Anamnesis was a book whose opening chapters I loved and while I felt the story fell away rather as it progressed I thought the author has obvious talent and would like to read more of her work.
As survivors in a ruined city, there are some realities we can’t escape. Or forget. Like the truth that our bodies don’t work anymore. We all know it—with every aching breath, we know it. Or the fact that few of us can recall our own names, let alone the name of our city, our land, or our people. The lack of answers rules our weary minds, flooding—like the fears in our hearts and the pains that crawl along our dying bodies. And the answers lie buried in the ruins that crumble all around us.
This was an interesting novel. It began wonderfully well, the first chapters were excellent and I liked the style of writing and the story that was being told. As Anamnesis begins we find survivors in a ruined city, survivors whose bodies don’t work anymore. They can’t even recall their own names, the name of the city, or of their land or people. They are looking for these answers which lie buried in the ruins that crumble all around them. The way in which Murphy described the city and the survivors was excellent, clear mental images formed of the ruined city and the hook of the story was: What has happened to the city and why do these survivors have no memories of went before? Were they once human, as the novel’s title might suggest?
So what happened after the initial promising opening? Well, firstly, the narrative is structured in such a way as to show the main character Loreu in the present but also explore the past through flashbacks which are experienced through dreams when she visits new areas of the ruined city. The first issue I had was that the narrative moved from present to past without any clear indication, but I’m willing to accept that this could be due to the formatting on my NetGalley review copy (I’ve had this with a few books and the author is completely blameless). So this made it easy to become confused with the narrative. But the second issue was that when we entered these dream sequences, when Loreu awoke past memories, the naming conventions went into overdrive and reached a point where I spent more time trying to read and pronounce mentally names and places than I did reading the story itself. For example, characters named Kyvoike Sekynteo, Tekehldeth and Dredekoldn, further words like Eviskyoneh and Ts'ufi Afre. These all left me feeling a little bemused, and if I am to be honest a little disappointed after such a promising beginning. As a contrast the names initially were fine, with Loreu and Ekyan looking and sounding like real names. If the book had begun with names and places like those mentioned above I may have put is aside but due to the early promise of Anamnesis it deserved to be finished as I instinctively felt that Murphy was a writer who had real talent. Okay, so parts of the story weren’t working for me but the parts that were kept me reading. And I was still very interested in the story of the survivors and as previously mentioned, I wanted to know what had happened.

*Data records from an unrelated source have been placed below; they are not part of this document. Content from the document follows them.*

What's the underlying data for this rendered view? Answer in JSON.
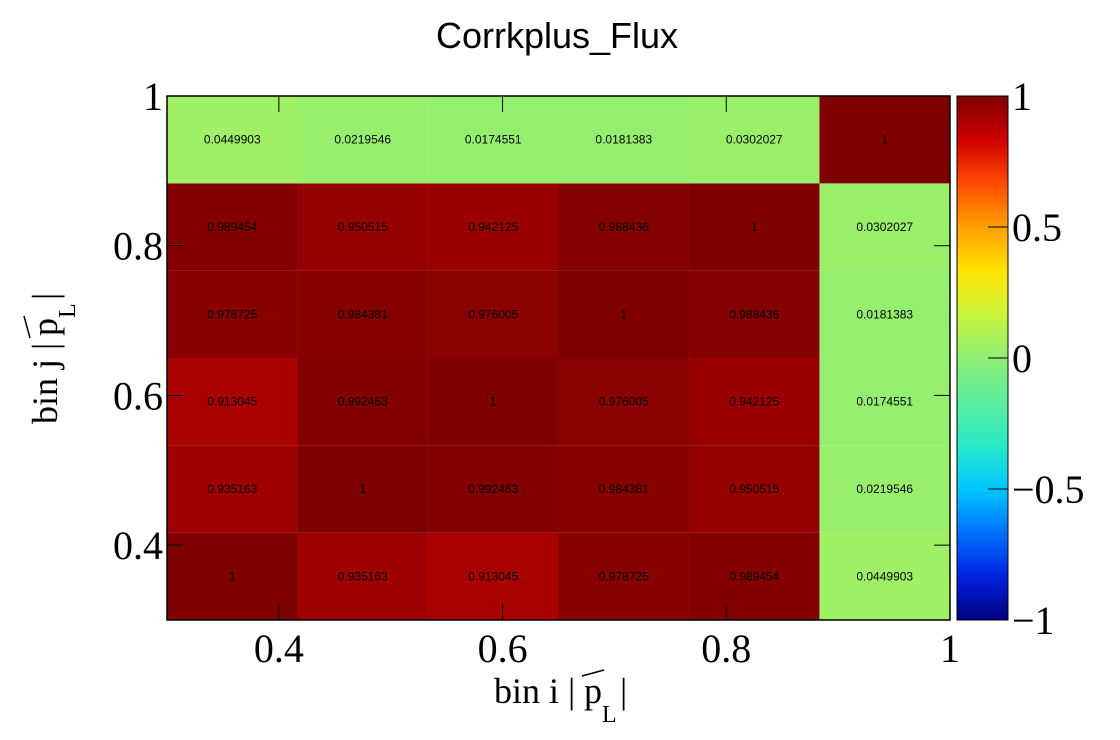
{
  "chart_data": {
    "type": "heatmap",
    "title": "Corrkplus_Flux",
    "xlabel": {
      "text": "bin i |p|",
      "vector": "p",
      "subscript": "L"
    },
    "ylabel": {
      "text": "bin j |p|",
      "vector": "p",
      "subscript": "L"
    },
    "x_edges": [
      0.3,
      0.4167,
      0.5333,
      0.65,
      0.7667,
      0.8833,
      1.0
    ],
    "y_edges": [
      0.3,
      0.4167,
      0.5333,
      0.65,
      0.7667,
      0.8833,
      1.0
    ],
    "xlim": [
      0.3,
      1.0
    ],
    "ylim": [
      0.3,
      1.0
    ],
    "x_ticks": [
      {
        "value": 0.4,
        "label": "0.4"
      },
      {
        "value": 0.6,
        "label": "0.6"
      },
      {
        "value": 0.8,
        "label": "0.8"
      },
      {
        "value": 1.0,
        "label": "1"
      }
    ],
    "y_ticks": [
      {
        "value": 0.4,
        "label": "0.4"
      },
      {
        "value": 0.6,
        "label": "0.6"
      },
      {
        "value": 0.8,
        "label": "0.8"
      },
      {
        "value": 1.0,
        "label": "1"
      }
    ],
    "z_range": [
      -1,
      1
    ],
    "colorbar_ticks": [
      {
        "value": 1,
        "label": "1"
      },
      {
        "value": 0.5,
        "label": "0.5"
      },
      {
        "value": 0,
        "label": "0"
      },
      {
        "value": -0.5,
        "label": "−0.5"
      },
      {
        "value": -1,
        "label": "−1"
      }
    ],
    "cell_values": [
      [
        1,
        0.935163,
        0.913045,
        0.978725,
        0.989454,
        0.0449903
      ],
      [
        0.935163,
        1,
        0.992463,
        0.984381,
        0.950515,
        0.0219546
      ],
      [
        0.913045,
        0.992463,
        1,
        0.976005,
        0.942125,
        0.0174551
      ],
      [
        0.978725,
        0.984381,
        0.976005,
        1,
        0.988436,
        0.0181383
      ],
      [
        0.989454,
        0.950515,
        0.942125,
        0.988436,
        1,
        0.0302027
      ],
      [
        0.0449903,
        0.0219546,
        0.0174551,
        0.0181383,
        0.0302027,
        1
      ]
    ],
    "cell_labels": [
      [
        "1",
        "0.935163",
        "0.913045",
        "0.978725",
        "0.989454",
        "0.0449903"
      ],
      [
        "0.935163",
        "1",
        "0.992463",
        "0.984381",
        "0.950515",
        "0.0219546"
      ],
      [
        "0.913045",
        "0.992463",
        "1",
        "0.976005",
        "0.942125",
        "0.0174551"
      ],
      [
        "0.978725",
        "0.984381",
        "0.976005",
        "1",
        "0.988436",
        "0.0181383"
      ],
      [
        "0.989454",
        "0.950515",
        "0.942125",
        "0.988436",
        "1",
        "0.0302027"
      ],
      [
        "0.0449903",
        "0.0219546",
        "0.0174551",
        "0.0181383",
        "0.0302027",
        "1"
      ]
    ],
    "colormap": [
      "#00007f",
      "#0022e0",
      "#0072ff",
      "#00c6ff",
      "#29e9c8",
      "#5cee9e",
      "#8fee74",
      "#c9f43a",
      "#ffe300",
      "#ffa000",
      "#ff4a00",
      "#d00000",
      "#7f0000"
    ],
    "grid": false,
    "legend": "colorbar-right"
  }
}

So that in a nutshell was my reading experience of Anamnesis. It is an offering from an author skilled at creating a setting, clearly evoking the dilapidation of the ruins. I suspect there may have been much hidden meaning, allegory perhaps, that completely passed me by. I am often a very literal person. I should perhaps read this book again as I may have missed stuff. All in all a book that was okay with parts that stood out for me as excellent. As always I would recommend it to anyone for whom the blurb appeals and see what they make of it.